Аудиозаписи
-
Искусство есть вернейший признак упадка цивилизации. Когда есть идеалы, то во имя этих идеалов производятся произведения искусства. Когда же их нет, как теперь у нас, нет произведений искусства. Есть игра словами, игра звуками, игра образами.
-
Жизнь моя накоротке, и я умираю, и прежде, чем умереть, мне хочется, не то что хочется, но мне необходимо, я не умру спокойно, не сказав вам, всем людям, милым братьям моим, то, чем вы губите себя, чем губите не только свои дела, свои души, но и детей.
Говорить о том теперь, в чем это учение, я не буду. Я говорил это много и много раз в других местах. Скажу только о том, что вытекает из того, что вы не следуете ему. Какие ваши страшные страдания, какое развращение вас и детей ваших только от того, что вы не следуете ему.
Последствия*этого неследования то, что вы живете в том, что называете государственным устройством. Государственное же устройство есть не что иное, как такое сцепление людей, при котором люди, сами не зная этого, мучают, губят себя.
Губят свои души, делая то, делая… считая дурное хорошим и хорошее дурное.
Поймите раз навсегда, что то, что вы считаете властью, что вы считаете величием, что это есть самые злые разбойники, которые губят ваши жизни не только телесные, но и душевные. Вы говорите, что вы бедны, что у вас нет свободы, что вас вовлекают в войны, что вас вовлекают во вражду с людьми. Но что бы вы ни говорили, какое бы зло вы ни испытывали, причина его одна.
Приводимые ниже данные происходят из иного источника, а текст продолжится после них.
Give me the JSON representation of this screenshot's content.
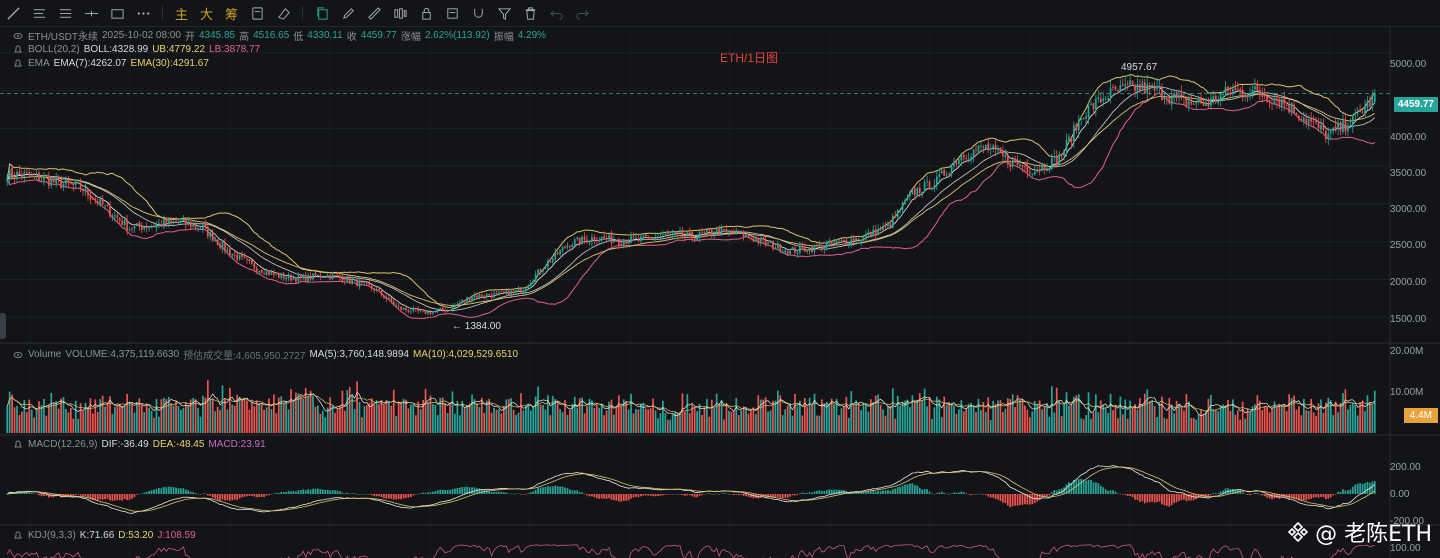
{
  "toolbar": {
    "tools": [
      "line-tool",
      "horizontal-lines-tool",
      "parallel-channel-tool",
      "horizontal-line-tool",
      "rectangle-tool",
      "more-tool"
    ],
    "text_tools": [
      "主",
      "大",
      "筹"
    ],
    "right_tools": [
      "copy-icon",
      "pencil-icon",
      "ruler-icon",
      "bars-icon",
      "lock-icon",
      "note-icon",
      "magnet-icon",
      "filter-icon",
      "trash-icon",
      "undo-icon",
      "redo-icon"
    ]
  },
  "legend": {
    "symbol": "ETH/USDT永续",
    "time": "2025-10-02 08:00",
    "open_label": "开",
    "open": "4345.85",
    "high_label": "高",
    "high": "4516.65",
    "low_label": "低",
    "low": "4330.11",
    "close_label": "收",
    "close": "4459.77",
    "change_label": "涨幅",
    "change": "2.62%(113.92)",
    "amp_label": "振幅",
    "amp": "4.29%",
    "boll_name": "BOLL(20,2)",
    "boll": "BOLL:4328.99",
    "ub": "UB:4779.22",
    "lb": "LB:3878.77",
    "ema_name": "EMA",
    "ema7": "EMA(7):4262.07",
    "ema30": "EMA(30):4291.67",
    "vol_name": "Volume",
    "vol": "VOLUME:4,375,119.6630",
    "vol_est": "预估成交量:4,605,950.2727",
    "vol_ma5": "MA(5):3,760,148.9894",
    "vol_ma10": "MA(10):4,029,529.6510",
    "macd_name": "MACD(12,26,9)",
    "dif": "DIF:-36.49",
    "dea": "DEA:-48.45",
    "macd": "MACD:23.91",
    "kdj_name": "KDJ(9,3,3)",
    "k": "K:71.66",
    "d": "D:53.20",
    "j": "J:108.59"
  },
  "title": "ETH/1日图",
  "price_axis": [
    "5000.00",
    "4500.00",
    "4000.00",
    "3500.00",
    "3000.00",
    "2500.00",
    "2000.00",
    "1500.00"
  ],
  "volume_axis": [
    "20.00M",
    "10.00M"
  ],
  "macd_axis": [
    "200.00",
    "0.00",
    "-200.00"
  ],
  "kdj_axis": [
    "100.00"
  ],
  "last_price": "4459.77",
  "last_volume": "4.4M",
  "high_mark": "4957.67",
  "low_mark": "1384.00",
  "watermark": "@ 老陈ETH",
  "colors": {
    "up": "#26a69a",
    "down": "#ef5350",
    "boll_band": "#d8c36a",
    "boll_lb": "#e06089",
    "ema": "#e8e8e8",
    "bg": "#131417"
  },
  "chart_data": {
    "type": "candlestick",
    "title": "ETH/1日图",
    "ylim": [
      1200,
      5300
    ],
    "series_names": [
      "BOLL(20,2)",
      "EMA(7)",
      "EMA(30)",
      "VOLUME",
      "MACD(12,26,9)",
      "KDJ(9,3,3)"
    ],
    "anchor_points": [
      [
        0,
        3400
      ],
      [
        10,
        3370
      ],
      [
        20,
        3280
      ],
      [
        30,
        3220
      ],
      [
        40,
        2950
      ],
      [
        50,
        2680
      ],
      [
        60,
        2720
      ],
      [
        70,
        2760
      ],
      [
        80,
        2680
      ],
      [
        90,
        2380
      ],
      [
        100,
        2180
      ],
      [
        110,
        2050
      ],
      [
        120,
        2010
      ],
      [
        130,
        2060
      ],
      [
        140,
        1990
      ],
      [
        150,
        1880
      ],
      [
        160,
        1620
      ],
      [
        170,
        1560
      ],
      [
        180,
        1600
      ],
      [
        190,
        1780
      ],
      [
        200,
        1800
      ],
      [
        210,
        1850
      ],
      [
        220,
        2200
      ],
      [
        230,
        2480
      ],
      [
        240,
        2560
      ],
      [
        250,
        2520
      ],
      [
        260,
        2530
      ],
      [
        270,
        2590
      ],
      [
        280,
        2560
      ],
      [
        290,
        2640
      ],
      [
        300,
        2600
      ],
      [
        310,
        2480
      ],
      [
        320,
        2380
      ],
      [
        330,
        2420
      ],
      [
        340,
        2490
      ],
      [
        350,
        2560
      ],
      [
        360,
        2700
      ],
      [
        370,
        3150
      ],
      [
        380,
        3300
      ],
      [
        390,
        3650
      ],
      [
        400,
        3750
      ],
      [
        410,
        3560
      ],
      [
        420,
        3450
      ],
      [
        430,
        3600
      ],
      [
        440,
        4200
      ],
      [
        450,
        4450
      ],
      [
        460,
        4550
      ],
      [
        470,
        4500
      ],
      [
        480,
        4350
      ],
      [
        490,
        4320
      ],
      [
        500,
        4500
      ],
      [
        510,
        4480
      ],
      [
        520,
        4380
      ],
      [
        530,
        4150
      ],
      [
        540,
        3900
      ],
      [
        550,
        4100
      ],
      [
        560,
        4459.77
      ]
    ],
    "last_candle": {
      "open": 4345.85,
      "high": 4516.65,
      "low": 4330.11,
      "close": 4459.77
    }
  }
}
Причина его одна и одна, это то государственное устройство, в котором вы находитесь. Устройство это таково, что то, что самое дурное, что считается самым высоким, то же, что губит…
-
Получил ваше письмо к Николаю Николаевичу, милый Александр Васильевич, я очень рад был узнать о вас и о вашем брате. О вас скажу вам, если вам придется отвечать на вопрос, откуда у вас книги, то, разумеется, самое лучшее, отвечайте, что они от меня. И это отчасти, и даже не отчасти, а вполне справедливо, и никто от этого не пострадает. Мне же только это может быть приятно. О вашем же брате мне хочется сказать то и передать ему, что всей душой сочувствую его делу. Дело, которое он делает, огромной важности. Помогай ему бог исполнить его с кротостью и во имя только своего внутреннего убеждения. Судя по его письму, он и поступает так, как должно поступать. Помогай ему бог. Прощайте. Давайте о себе знать. Любящий вас Толстой.
-
Получил ваше письмо, милый брат Никитин. И очень рад был увидать из него ваше хорошее, радостное и твердое настроение. Помогай вам бог удерживаться в нем. Я думаю, что это всегда во власти нашей. Если у вас нету «Круга чтения», то попрошу Николая Николаевича послать вам. Особенно потому, что в нем 4 апреля сказано именно то, что я бы хотел сказать вам. Письмо ваше во всех отношениях так интересно, что мы два раза перечли его с Николаем Николаевичем. Все ваши сожители, о которых вы пишите, очень, очень тоже интересны. Я бы сказал жалки, но главное… но боюсь, что письмо это попадет к ним, и это было бы неприятно им. А мне истинно жалко этих хороших, честных большей частью людей с самыми искренними стремлениями, так глубоко заблуждающихся. Посылаю вам еще книжку, брошюру, письмо мое к одному из революционеров, давнишнее, которое отвечает на все те доводы, которые теперь продолжают делать люди, революционеры, не думая о том, что все эти вопросы давным-давно уже… заданы, и давным-давно на них отвечено, так что отвечать дальше нечего. Пожалуйста, пишите о себе. И если могу чем-нибудь быть полезен вам, то вы мне сделаете именно радость, давши эту возможность. Прощайте, братски целую вас.
-
Милый Анатолий Федорович, письмо, которое я написал вам, я передал, переслал в Москву моей дочери, которая должна была ехать в Петербург. Но она не поехала, и письмо это осталось у нее. На всякий случай посылаю его. Ваше доброе письмо отвечает вперед на все то, о чем я писал вам. То есть не на все то, а на то, что касается моего сына Андрея. Самое же главное в моем письме — это мое дружеское отношение к вам.
Нынче утром, получив ваше письмо, я не вспомнил, чей это почерк, но вспомнил одно, что это почерк человека мне приятного. И когда открыл и увидал вас, порадовался своей проницательности.